UK new car sales lowest in three years
Petrol and diesel vehicle sales drop while electric vehicle purchases are up 114 per cent on last year
New car sales in the UK fell to their lowest in six years, according to the Society of Motor Manufacturers and Traders.
Figures just released show sales last year dropped 2.4 per cent to 2.3m vehicles; the third consecutive annual fall. The decline in petrol and diesel car purchases has been put down to increasing restrictions – such as limits on older diesel vehicles going into city centres - and domestic economic uncertainty.
If the UK and EU fail to reach post Brexit trade terms, tariffs will make UK car sales more expensive, and push the price of imports from the major EU manufacturers such as Germany, France and Italy up. “Undoubtedly consumer confidence on big-ticket items is still very weak,” said SMMT chief executive Mike Hawes.

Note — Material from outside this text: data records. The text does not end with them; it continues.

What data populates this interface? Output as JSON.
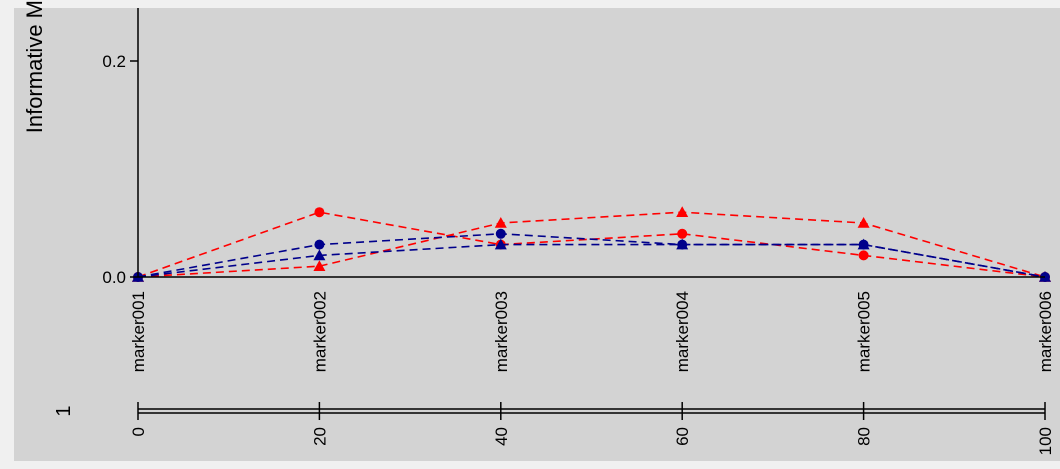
{
  "chart_data": {
    "type": "line",
    "ylabel": "Informative M",
    "yticks": [
      0.0,
      0.2
    ],
    "ytick_labels": [
      "0.0",
      "0.2"
    ],
    "ylim": [
      0,
      0.25
    ],
    "markers": [
      "marker001",
      "marker002",
      "marker003",
      "marker004",
      "marker005",
      "marker006"
    ],
    "positions": [
      0,
      20,
      40,
      60,
      80,
      100
    ],
    "chromosome_label": "1",
    "xticks": [
      0,
      20,
      40,
      60,
      80,
      100
    ],
    "xtick_labels": [
      "0",
      "20",
      "40",
      "60",
      "80",
      "100"
    ],
    "xlim": [
      0,
      100
    ],
    "series": [
      {
        "color": "#ff0000",
        "marker": "circle",
        "values": [
          0.0,
          0.06,
          0.03,
          0.04,
          0.02,
          0.0
        ]
      },
      {
        "color": "#ff0000",
        "marker": "triangle",
        "values": [
          0.0,
          0.01,
          0.05,
          0.06,
          0.05,
          0.0
        ]
      },
      {
        "color": "#00008b",
        "marker": "circle",
        "values": [
          0.0,
          0.03,
          0.04,
          0.03,
          0.03,
          0.0
        ]
      },
      {
        "color": "#00008b",
        "marker": "triangle",
        "values": [
          0.0,
          0.02,
          0.03,
          0.03,
          0.03,
          0.0
        ]
      }
    ],
    "colors": {
      "panel": "#d3d3d3",
      "background": "#f0f0f0"
    }
  }
}
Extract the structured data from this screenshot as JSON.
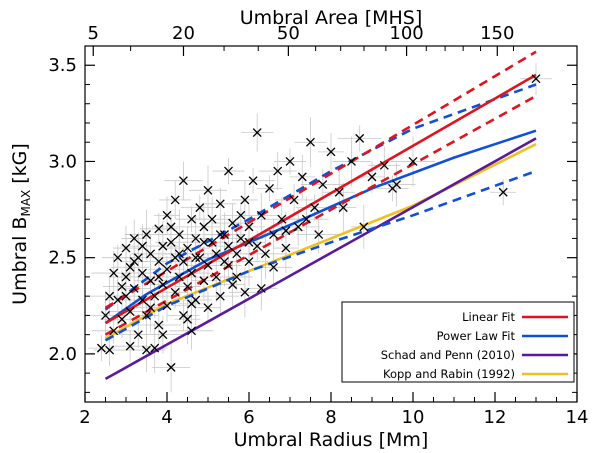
{
  "chart_data": {
    "type": "scatter",
    "xlabel": "Umbral Radius [Mm]",
    "ylabel_main": "Umbral B",
    "ylabel_sub": "MAX",
    "ylabel_unit": "[kG]",
    "top_axis_label": "Umbral Area [MHS]",
    "xlim": [
      2,
      14
    ],
    "ylim": [
      1.75,
      3.6
    ],
    "x_ticks": [
      2,
      4,
      6,
      8,
      10,
      12,
      14
    ],
    "x_tick_labels": [
      "2",
      "4",
      "6",
      "8",
      "10",
      "12",
      "14"
    ],
    "y_ticks": [
      2.0,
      2.5,
      3.0,
      3.5
    ],
    "y_tick_labels": [
      "2.0",
      "2.5",
      "3.0",
      "3.5"
    ],
    "top_ticks_area": [
      5,
      20,
      50,
      100,
      150
    ],
    "top_tick_labels": [
      "5",
      "20",
      "50",
      "100",
      "150"
    ],
    "legend": [
      {
        "label": "Linear Fit",
        "color": "#e0141e"
      },
      {
        "label": "Power Law Fit",
        "color": "#1050d8"
      },
      {
        "label": "Schad and Penn (2010)",
        "color": "#5a1a9a"
      },
      {
        "label": "Kopp and Rabin (1992)",
        "color": "#f0c020"
      }
    ],
    "fit_lines": {
      "linear_fit": {
        "color": "#e0141e",
        "points": [
          [
            2.5,
            2.16
          ],
          [
            13.0,
            3.45
          ]
        ]
      },
      "linear_upper": {
        "color": "#e0141e",
        "dashed": true,
        "points": [
          [
            2.5,
            2.24
          ],
          [
            13.0,
            3.57
          ]
        ]
      },
      "linear_lower": {
        "color": "#e0141e",
        "dashed": true,
        "points": [
          [
            2.5,
            2.1
          ],
          [
            13.0,
            3.34
          ]
        ]
      },
      "power_fit": {
        "color": "#1050d8",
        "points": [
          [
            2.5,
            2.16
          ],
          [
            3.5,
            2.31
          ],
          [
            5,
            2.49
          ],
          [
            7,
            2.67
          ],
          [
            9,
            2.86
          ],
          [
            11,
            3.02
          ],
          [
            13,
            3.16
          ]
        ]
      },
      "power_upper": {
        "color": "#1050d8",
        "dashed": true,
        "points": [
          [
            2.5,
            2.23
          ],
          [
            4,
            2.47
          ],
          [
            6,
            2.7
          ],
          [
            8,
            2.95
          ],
          [
            10,
            3.17
          ],
          [
            13,
            3.4
          ]
        ]
      },
      "power_lower": {
        "color": "#1050d8",
        "dashed": true,
        "points": [
          [
            2.5,
            2.07
          ],
          [
            4,
            2.25
          ],
          [
            6,
            2.43
          ],
          [
            8,
            2.58
          ],
          [
            10,
            2.72
          ],
          [
            13,
            2.95
          ]
        ]
      },
      "schad_penn": {
        "color": "#5a1a9a",
        "points": [
          [
            2.5,
            1.87
          ],
          [
            13.0,
            3.12
          ]
        ]
      },
      "kopp_rabin": {
        "color": "#f0c020",
        "points": [
          [
            2.5,
            2.08
          ],
          [
            4,
            2.26
          ],
          [
            6,
            2.43
          ],
          [
            8,
            2.6
          ],
          [
            10,
            2.77
          ],
          [
            13,
            3.09
          ]
        ]
      }
    },
    "scatter_points": [
      [
        2.4,
        2.03
      ],
      [
        2.6,
        2.02
      ],
      [
        2.6,
        2.3
      ],
      [
        2.7,
        2.42
      ],
      [
        2.8,
        2.28
      ],
      [
        2.8,
        2.5
      ],
      [
        2.9,
        2.35
      ],
      [
        2.9,
        2.18
      ],
      [
        3.0,
        2.55
      ],
      [
        3.0,
        2.4
      ],
      [
        3.1,
        2.45
      ],
      [
        3.1,
        2.22
      ],
      [
        3.2,
        2.6
      ],
      [
        3.2,
        2.34
      ],
      [
        3.3,
        2.5
      ],
      [
        3.3,
        2.1
      ],
      [
        3.4,
        2.28
      ],
      [
        3.4,
        2.42
      ],
      [
        3.5,
        2.02
      ],
      [
        3.5,
        2.62
      ],
      [
        3.5,
        2.2
      ],
      [
        3.6,
        2.38
      ],
      [
        3.6,
        2.52
      ],
      [
        3.7,
        2.3
      ],
      [
        3.7,
        2.03
      ],
      [
        3.8,
        2.48
      ],
      [
        3.8,
        2.65
      ],
      [
        3.8,
        2.15
      ],
      [
        3.9,
        2.36
      ],
      [
        3.9,
        2.56
      ],
      [
        4.0,
        2.44
      ],
      [
        4.0,
        2.25
      ],
      [
        4.0,
        2.72
      ],
      [
        4.1,
        2.58
      ],
      [
        4.1,
        1.93
      ],
      [
        4.2,
        2.5
      ],
      [
        4.2,
        2.32
      ],
      [
        4.2,
        2.8
      ],
      [
        4.3,
        2.4
      ],
      [
        4.3,
        2.62
      ],
      [
        4.4,
        2.48
      ],
      [
        4.4,
        2.2
      ],
      [
        4.4,
        2.9
      ],
      [
        4.5,
        2.55
      ],
      [
        4.5,
        2.35
      ],
      [
        4.6,
        2.7
      ],
      [
        4.6,
        2.42
      ],
      [
        4.6,
        2.12
      ],
      [
        4.7,
        2.6
      ],
      [
        4.7,
        2.28
      ],
      [
        4.8,
        2.76
      ],
      [
        4.8,
        2.5
      ],
      [
        4.9,
        2.38
      ],
      [
        4.9,
        2.66
      ],
      [
        5.0,
        2.85
      ],
      [
        5.0,
        2.46
      ],
      [
        5.0,
        2.24
      ],
      [
        5.1,
        2.58
      ],
      [
        5.1,
        2.7
      ],
      [
        5.2,
        2.4
      ],
      [
        5.2,
        2.52
      ],
      [
        5.3,
        2.78
      ],
      [
        5.3,
        2.3
      ],
      [
        5.4,
        2.62
      ],
      [
        5.4,
        2.48
      ],
      [
        5.5,
        2.95
      ],
      [
        5.5,
        2.56
      ],
      [
        5.6,
        2.68
      ],
      [
        5.6,
        2.36
      ],
      [
        5.7,
        2.52
      ],
      [
        5.8,
        2.72
      ],
      [
        5.8,
        2.6
      ],
      [
        5.9,
        2.8
      ],
      [
        6.0,
        2.66
      ],
      [
        6.0,
        2.48
      ],
      [
        6.1,
        2.9
      ],
      [
        6.2,
        2.56
      ],
      [
        6.2,
        3.15
      ],
      [
        6.3,
        2.72
      ],
      [
        6.4,
        2.52
      ],
      [
        6.5,
        2.86
      ],
      [
        6.6,
        2.62
      ],
      [
        6.7,
        2.95
      ],
      [
        6.8,
        2.7
      ],
      [
        6.9,
        2.55
      ],
      [
        7.0,
        3.0
      ],
      [
        7.1,
        2.8
      ],
      [
        7.2,
        2.66
      ],
      [
        7.3,
        2.92
      ],
      [
        7.5,
        3.1
      ],
      [
        7.6,
        2.76
      ],
      [
        7.8,
        2.88
      ],
      [
        8.0,
        3.05
      ],
      [
        8.2,
        2.84
      ],
      [
        8.5,
        3.0
      ],
      [
        8.7,
        3.12
      ],
      [
        9.0,
        2.92
      ],
      [
        9.3,
        2.98
      ],
      [
        9.6,
        2.88
      ],
      [
        10.0,
        3.0
      ],
      [
        12.2,
        2.84
      ],
      [
        13.0,
        3.43
      ],
      [
        3.0,
        2.3
      ],
      [
        3.4,
        2.56
      ],
      [
        4.5,
        2.18
      ],
      [
        5.7,
        2.4
      ],
      [
        6.6,
        2.45
      ],
      [
        7.7,
        2.62
      ],
      [
        8.8,
        2.66
      ],
      [
        3.6,
        2.24
      ],
      [
        4.1,
        2.66
      ],
      [
        4.7,
        2.5
      ],
      [
        5.3,
        2.62
      ],
      [
        6.3,
        2.34
      ],
      [
        2.5,
        2.2
      ],
      [
        2.7,
        2.12
      ],
      [
        3.2,
        2.48
      ],
      [
        3.8,
        2.4
      ],
      [
        4.3,
        2.52
      ],
      [
        4.9,
        2.58
      ],
      [
        5.5,
        2.46
      ],
      [
        6.0,
        2.58
      ],
      [
        6.9,
        2.64
      ],
      [
        7.4,
        2.7
      ],
      [
        8.3,
        2.76
      ],
      [
        9.5,
        2.86
      ],
      [
        3.1,
        2.04
      ],
      [
        3.9,
        2.1
      ],
      [
        4.6,
        2.26
      ],
      [
        5.9,
        2.32
      ]
    ]
  }
}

However, alternatively fuelled vehicles took a record 7.4 per cent market share, dominated by a 17 per cent rise for hybrid vehicles to 97,850 units. Registrations of battery-electric cars surged to record levels, up 144 per cent with a further 23 new models set to hit showrooms this year, says SMMT, but they still only account for 1.6 per cent share of the market.
The UK is Europe’s second biggest car market behind Germany.